Another critical vulnerability, coded CVE-2021-29256, is classified as high severity and affects specific versions of the Bifrost and Midgard Arm Mali GPU core drivers. This flaw allows unprivileged users to gain unauthorized access to sensitive data and escalate privileges to the highest level.
The third exploited vulnerability is CVE-2023-2136, a high-severity vulnerability in Skia, Google's cross-platform open-source 2D graphics library. Initially identified as a zero-day vulnerability in the Chrome browser, it allows a remote attacker to gain privileges to escape the sandbox and remotely deploy code on an Android device.

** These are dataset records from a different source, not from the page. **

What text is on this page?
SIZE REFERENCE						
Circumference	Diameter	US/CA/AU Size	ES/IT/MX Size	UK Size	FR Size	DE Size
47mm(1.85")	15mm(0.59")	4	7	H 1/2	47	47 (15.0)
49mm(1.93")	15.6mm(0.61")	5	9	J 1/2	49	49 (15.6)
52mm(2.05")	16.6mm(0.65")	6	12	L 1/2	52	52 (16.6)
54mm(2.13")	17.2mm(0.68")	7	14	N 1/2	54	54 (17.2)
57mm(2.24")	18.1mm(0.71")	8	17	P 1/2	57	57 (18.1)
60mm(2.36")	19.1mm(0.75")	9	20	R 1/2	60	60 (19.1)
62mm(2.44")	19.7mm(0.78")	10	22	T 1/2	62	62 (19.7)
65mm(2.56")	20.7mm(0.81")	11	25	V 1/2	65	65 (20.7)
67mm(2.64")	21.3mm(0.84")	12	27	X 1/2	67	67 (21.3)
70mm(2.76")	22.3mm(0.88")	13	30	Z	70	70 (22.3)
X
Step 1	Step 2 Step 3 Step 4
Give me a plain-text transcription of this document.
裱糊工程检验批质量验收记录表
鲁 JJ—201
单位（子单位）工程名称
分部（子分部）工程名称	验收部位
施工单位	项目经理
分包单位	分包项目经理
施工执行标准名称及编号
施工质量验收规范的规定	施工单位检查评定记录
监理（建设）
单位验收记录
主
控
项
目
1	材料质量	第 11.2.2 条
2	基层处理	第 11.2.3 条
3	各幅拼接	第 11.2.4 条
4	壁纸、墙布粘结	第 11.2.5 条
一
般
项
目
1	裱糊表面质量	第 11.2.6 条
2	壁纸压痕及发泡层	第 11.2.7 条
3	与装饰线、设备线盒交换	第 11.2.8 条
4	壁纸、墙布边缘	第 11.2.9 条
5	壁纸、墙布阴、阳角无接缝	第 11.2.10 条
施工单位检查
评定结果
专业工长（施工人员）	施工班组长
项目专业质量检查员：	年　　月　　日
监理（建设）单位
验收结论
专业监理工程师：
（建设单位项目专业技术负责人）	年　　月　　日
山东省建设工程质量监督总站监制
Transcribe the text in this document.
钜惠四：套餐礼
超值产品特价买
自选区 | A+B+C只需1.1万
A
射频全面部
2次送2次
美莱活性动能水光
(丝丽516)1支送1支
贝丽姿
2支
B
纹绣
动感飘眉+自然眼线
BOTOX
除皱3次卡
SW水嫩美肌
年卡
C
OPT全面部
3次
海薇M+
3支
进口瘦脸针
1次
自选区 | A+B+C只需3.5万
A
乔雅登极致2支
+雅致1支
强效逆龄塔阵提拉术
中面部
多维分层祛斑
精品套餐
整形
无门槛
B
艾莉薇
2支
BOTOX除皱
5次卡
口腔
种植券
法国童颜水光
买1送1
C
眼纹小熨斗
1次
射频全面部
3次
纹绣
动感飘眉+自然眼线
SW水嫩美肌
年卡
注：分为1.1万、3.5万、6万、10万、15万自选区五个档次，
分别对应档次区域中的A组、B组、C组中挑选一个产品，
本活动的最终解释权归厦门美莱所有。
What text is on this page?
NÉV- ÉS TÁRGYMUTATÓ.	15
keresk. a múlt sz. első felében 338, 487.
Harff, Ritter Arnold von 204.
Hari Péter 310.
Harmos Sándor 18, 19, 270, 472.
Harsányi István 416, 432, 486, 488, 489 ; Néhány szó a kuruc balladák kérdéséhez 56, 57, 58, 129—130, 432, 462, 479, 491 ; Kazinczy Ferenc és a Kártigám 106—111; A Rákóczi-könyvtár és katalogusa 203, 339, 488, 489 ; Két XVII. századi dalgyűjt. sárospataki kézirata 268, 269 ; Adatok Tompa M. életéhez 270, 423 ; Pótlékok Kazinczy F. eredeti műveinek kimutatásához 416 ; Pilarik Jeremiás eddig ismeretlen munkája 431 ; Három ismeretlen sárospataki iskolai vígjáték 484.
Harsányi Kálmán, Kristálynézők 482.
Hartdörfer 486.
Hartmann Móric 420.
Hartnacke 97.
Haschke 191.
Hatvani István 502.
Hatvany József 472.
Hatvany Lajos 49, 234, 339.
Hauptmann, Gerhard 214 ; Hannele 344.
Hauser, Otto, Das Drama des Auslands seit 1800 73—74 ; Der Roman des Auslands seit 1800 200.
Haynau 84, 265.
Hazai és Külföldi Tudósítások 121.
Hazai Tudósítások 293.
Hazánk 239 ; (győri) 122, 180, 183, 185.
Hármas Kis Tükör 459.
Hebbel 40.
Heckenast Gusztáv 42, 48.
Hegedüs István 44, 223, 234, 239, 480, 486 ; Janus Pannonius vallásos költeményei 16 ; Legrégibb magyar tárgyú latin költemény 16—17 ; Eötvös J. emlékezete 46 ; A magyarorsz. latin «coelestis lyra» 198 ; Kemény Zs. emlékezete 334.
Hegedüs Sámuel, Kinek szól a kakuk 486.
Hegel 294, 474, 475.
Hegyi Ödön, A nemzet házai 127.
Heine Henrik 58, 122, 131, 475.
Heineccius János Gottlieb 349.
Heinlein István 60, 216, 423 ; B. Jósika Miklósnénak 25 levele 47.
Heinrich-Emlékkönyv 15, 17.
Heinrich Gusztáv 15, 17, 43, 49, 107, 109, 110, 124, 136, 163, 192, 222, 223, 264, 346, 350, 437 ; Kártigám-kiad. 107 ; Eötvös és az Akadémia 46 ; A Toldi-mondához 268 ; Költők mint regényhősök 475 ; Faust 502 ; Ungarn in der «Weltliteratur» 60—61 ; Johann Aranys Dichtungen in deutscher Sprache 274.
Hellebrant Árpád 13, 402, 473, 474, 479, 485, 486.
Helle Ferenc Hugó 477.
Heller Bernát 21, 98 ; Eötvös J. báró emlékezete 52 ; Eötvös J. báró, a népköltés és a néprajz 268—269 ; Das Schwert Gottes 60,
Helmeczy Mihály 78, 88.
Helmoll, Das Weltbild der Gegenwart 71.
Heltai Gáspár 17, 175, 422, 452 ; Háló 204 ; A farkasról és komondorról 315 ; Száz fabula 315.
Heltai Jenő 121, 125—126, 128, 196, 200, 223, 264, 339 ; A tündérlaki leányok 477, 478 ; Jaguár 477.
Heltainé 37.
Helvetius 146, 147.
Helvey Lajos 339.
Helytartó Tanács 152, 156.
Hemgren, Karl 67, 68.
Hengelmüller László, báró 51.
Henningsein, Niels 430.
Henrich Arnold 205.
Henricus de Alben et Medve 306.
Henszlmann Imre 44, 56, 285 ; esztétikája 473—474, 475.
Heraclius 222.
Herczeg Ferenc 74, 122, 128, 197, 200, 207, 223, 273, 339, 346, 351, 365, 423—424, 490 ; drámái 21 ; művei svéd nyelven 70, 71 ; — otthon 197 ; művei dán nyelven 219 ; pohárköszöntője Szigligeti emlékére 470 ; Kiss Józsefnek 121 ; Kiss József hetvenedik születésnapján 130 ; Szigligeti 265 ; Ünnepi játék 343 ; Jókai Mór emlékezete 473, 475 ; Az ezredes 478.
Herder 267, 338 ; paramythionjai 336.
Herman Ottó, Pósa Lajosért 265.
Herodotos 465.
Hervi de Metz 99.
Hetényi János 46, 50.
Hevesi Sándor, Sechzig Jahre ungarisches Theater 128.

Google's July Android security patch also addresses the critical vulnerability CVE-2023-21250, affecting an Android system component. This issue could allow remote code execution without user interaction or additional privileges.
The discovered bugs are concerning because they affect even older Android devices.
These security updates are deployed in two tiers. The first patch, released on July 1st, focuses on core Android components, addressing 22 security vulnerabilities in framework and system components. The second patch, released on July 5th, fixes vulnerabilities in kernel and closed-source components, addressing 20 flaws in kernel components, Arm chips, and imaging technologies of MediaTek and Qualcomm processors.
However, the impact of these vulnerabilities may extend beyond supported Android versions (11, 12, and 13), potentially affecting older operating system versions that no longer receive official support.
Google also released security patches addressing 14 vulnerabilities in components for Pixel devices. Two of these critical vulnerabilities allow for privilege escalation and denial-of-service attacks.